Just about every product label should tell you exactly how power-hungry or energy-efficient said product is, usually written in terms of energy used over an hour.
Electricity needs boil down to AC and DC, which will determine your inverter size and battery capacity (Humless batteries come with a built-in inverter). Inverters convert battery power into usable wall plugs, while your battery size should always err on the side of “too much” to prevent your juice from running out unexpectedly.
While some rechargeable batteries have a decreased shelf life if they’re fully drained between each use, the Humless GO series is highly efficient no matter how much or how little of its charge you use between each recharge. The GO series also packages the battery together with the charge controller, voltage regulators and fusings, making it an all-in-one solution for energy on-the-go.
When running off the grid using solar-powered batteries, some sites say you should calculate usage across three days. Unfortunately, nature comes at you fast and sometimes the sun decides not to show its face every day.
You may be forced to conserve electricity when it’s raining, so know your limits if you’re traveling in, say, the Pacific Northwest.

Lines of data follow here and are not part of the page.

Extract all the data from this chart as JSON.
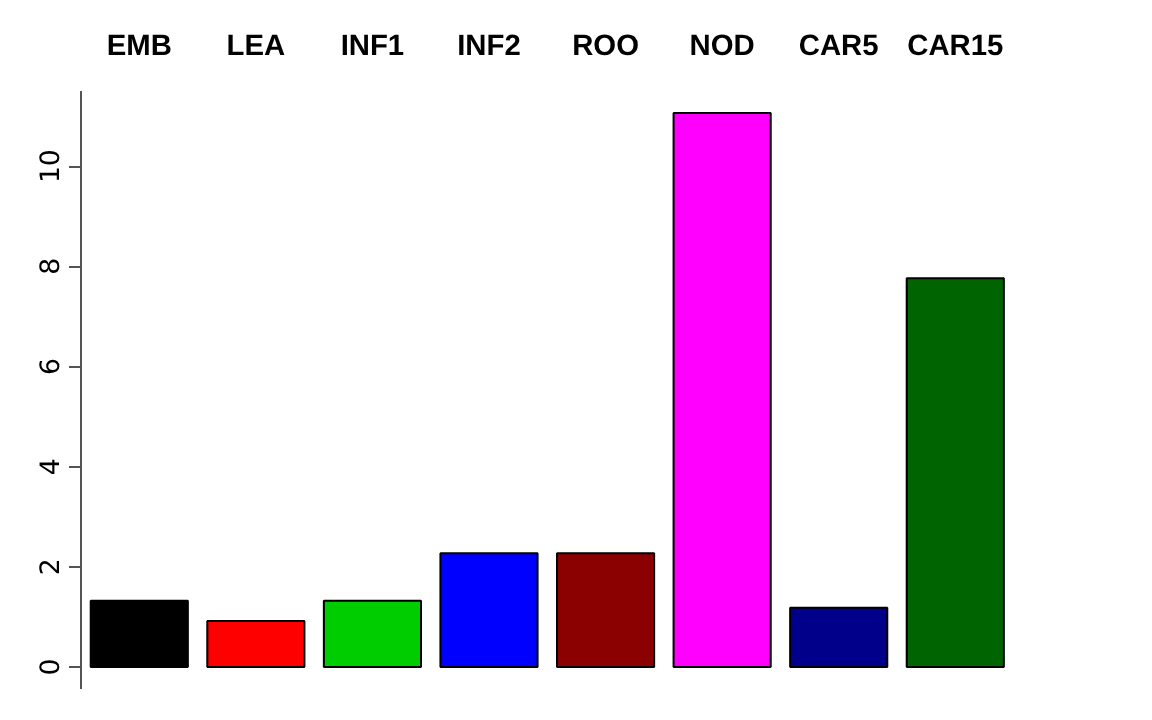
{
  "chart_data": {
    "type": "bar",
    "categories": [
      "EMB",
      "LEA",
      "INF1",
      "INF2",
      "ROO",
      "NOD",
      "CAR5",
      "CAR15"
    ],
    "values": [
      1.32,
      0.92,
      1.32,
      2.27,
      2.27,
      11.06,
      1.18,
      7.76
    ],
    "colors": [
      "#000000",
      "#ff0000",
      "#00cd00",
      "#0000ff",
      "#8b0000",
      "#ff00ff",
      "#00008b",
      "#006400"
    ],
    "ylim": [
      -0.44,
      11.5
    ],
    "yticks": [
      0,
      2,
      4,
      6,
      8,
      10
    ],
    "grid": false
  }
}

You have to bring along a big/efficient enough solar panel array to make sure your batteries recharge fast and often enough to keep you running day in and day out. In areas with less daily sunlight, that means you could be forced to lug around more van solar panels than you’d like or bringing an extra battery.
Of course with Humless’ highly efficient Solar GO series of panels, you have a head start on all your power needs.
As a rule of thumb, you can figure out roughly how much solar energy you’ll produce in one day (accounting for true sun hours) using this equation:
Van solar panel rating x 3 = X watts per day
So a solar panel with a 100W rating would produce about 300 watts per day.
When it comes to actually installing your solar panels, first consider whether you want them fixed permanently or temporarily. Believe it or not, you can actually use industrial tapes like the 3M #4950 to fix solar panels into place, which also creates a weatherproof seal. Bear in mind that tape works best on flat surfaces.
More permanent options include screwing the panels into place. If you do choose to drill holes into the roof of your van, make sure to use rust-resistant screws and add weatherproofing sealant to stop leakage from rainwater.
Before you drill a single hole, be sure to double check the roof solar panel dimensions to make sure everything fits perfectly! You may need to install a van roof extension to get enough power for your needs.
The next step is choosing the location where your solar cable will enter your van. In the absence of preexisting vents, you’ll need to use a cable or a roof gland. If possible, put these beneath the actual solar panel for even more protection from the elements.
But if not, just whip out the trusty weatherproof sealant again. The closer this aligns to your battery on the interior side of things, the better (and the less wiring you’ll need).
With premade cables, you may have to cut the end off to make it fit through smaller glands, and later splice it on.
Finally, think about how thick your roof is, and how much insulation already exists. Sometimes the roof of your van is too thick to allow the gland to pass completely through, so you might have to get creative with sprinkler tubes or some other non-standard solution.
Here are a few more tips to maximize your life on the road with a van solar panel kit:
Rigging your van for solar really isn’t as complicated as some make it out to be, which is why so many people are ditching the sedentary lifestyle and embracing their nomadic roots. Keep these tips in mind when you’re planning your off-grid escape, and we’ll see you on the road.